Partout, les mêmes revendications : au-delà d’une aide humanitaire d’urgence, que l’Etat et l’entreprise Cerrejón indemnisent convenablement les communautés affectées par la mine, que le gouvernement octroie des terres et finance des projets productifs pour tous les paysans souffrant de la malnutrition. « Les pouvoirs publics doivent fournir quelques hectares à chaque famille, des outils adaptés et creuser des puits pour permettre l’irrigation », suggère Nelson Ipuana Uriana. Depuis quelques années, après la mobilisation des autochtones et le relais de l’information dans les médias colombiens, les autorités locales ont commencé à réagir. Mais la corruption et l’absence de politique cohérente entravent toute action publique (lire ci-contre et ci-dessous). Seules quelques miettes arrivent jusqu’aux plus nécessiteux, assurent tous les acteurs sociaux sur place. I
« Aidez-nous à faire pression sur nos autorités ! »

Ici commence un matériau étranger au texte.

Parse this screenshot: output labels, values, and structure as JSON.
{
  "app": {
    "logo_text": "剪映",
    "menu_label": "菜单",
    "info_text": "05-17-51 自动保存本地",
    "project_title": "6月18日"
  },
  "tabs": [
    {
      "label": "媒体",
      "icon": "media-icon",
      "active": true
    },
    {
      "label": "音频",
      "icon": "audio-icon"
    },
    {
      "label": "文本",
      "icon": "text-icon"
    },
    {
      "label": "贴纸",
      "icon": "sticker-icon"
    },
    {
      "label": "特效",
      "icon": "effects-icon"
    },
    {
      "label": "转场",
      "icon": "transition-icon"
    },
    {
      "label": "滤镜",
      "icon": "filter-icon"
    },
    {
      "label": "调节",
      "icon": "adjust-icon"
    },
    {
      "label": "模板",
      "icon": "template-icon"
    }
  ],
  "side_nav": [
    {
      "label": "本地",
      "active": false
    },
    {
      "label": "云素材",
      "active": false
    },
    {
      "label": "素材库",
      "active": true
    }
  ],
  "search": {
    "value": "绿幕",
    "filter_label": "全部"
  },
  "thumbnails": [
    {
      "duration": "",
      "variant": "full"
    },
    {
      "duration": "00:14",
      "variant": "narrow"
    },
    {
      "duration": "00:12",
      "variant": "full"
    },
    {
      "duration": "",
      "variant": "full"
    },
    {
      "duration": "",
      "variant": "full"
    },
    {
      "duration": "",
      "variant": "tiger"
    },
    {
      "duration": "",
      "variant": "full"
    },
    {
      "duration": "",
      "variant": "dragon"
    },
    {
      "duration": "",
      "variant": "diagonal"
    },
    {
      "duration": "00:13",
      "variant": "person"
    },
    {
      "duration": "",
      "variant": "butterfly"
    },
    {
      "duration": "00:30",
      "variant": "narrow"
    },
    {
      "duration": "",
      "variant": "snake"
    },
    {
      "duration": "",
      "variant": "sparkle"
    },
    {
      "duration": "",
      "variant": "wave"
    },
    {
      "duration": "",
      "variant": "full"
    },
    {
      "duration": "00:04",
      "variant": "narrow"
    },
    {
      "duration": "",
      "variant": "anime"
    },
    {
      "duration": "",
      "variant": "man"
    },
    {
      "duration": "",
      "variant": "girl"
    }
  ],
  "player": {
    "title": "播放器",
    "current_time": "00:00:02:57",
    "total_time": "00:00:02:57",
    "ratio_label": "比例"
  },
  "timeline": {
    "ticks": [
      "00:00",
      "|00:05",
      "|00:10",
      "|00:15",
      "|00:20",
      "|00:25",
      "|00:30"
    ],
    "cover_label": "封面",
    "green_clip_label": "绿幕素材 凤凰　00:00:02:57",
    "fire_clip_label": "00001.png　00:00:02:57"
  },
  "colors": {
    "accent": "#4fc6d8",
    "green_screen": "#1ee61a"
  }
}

Pour Matilde Lopez Arpushana, « ce que le gouvernement fait et ne fait pas dans La Guajira s’appelle infanticide ». Depuis que la dirigeante indigène wayuu a dénoncé en avril 2014 le scandale de la faim dans un documentaire signé par le journaliste irrévérencieux Pirry1, elle est menacée de mort et vit sous escorte policière. Difficile à rencontrer pour cette même raison, Matilde Arpushana a toutefois accepté de recevoir Le Courrier sur la terrasse de sa modeste maison en ville de Rio Acha.
Comment vivez-vous le fait d’être menacée ?
Matilde Arpushana : Nos dénonciations ont touché les intérêts des politiciens traditionnels, ces familles qui ont toujours été au pouvoir ici dans La Guajira. Les ressources financières n’arrivent pas là où elles le devraient. Il y a eu une forte réaction contre nous et nous en sommes très affectés au quotidien. Aujourd’hui, je m’assois avec vous devant chez moi, mais je ne peux plus le faire en temps normal.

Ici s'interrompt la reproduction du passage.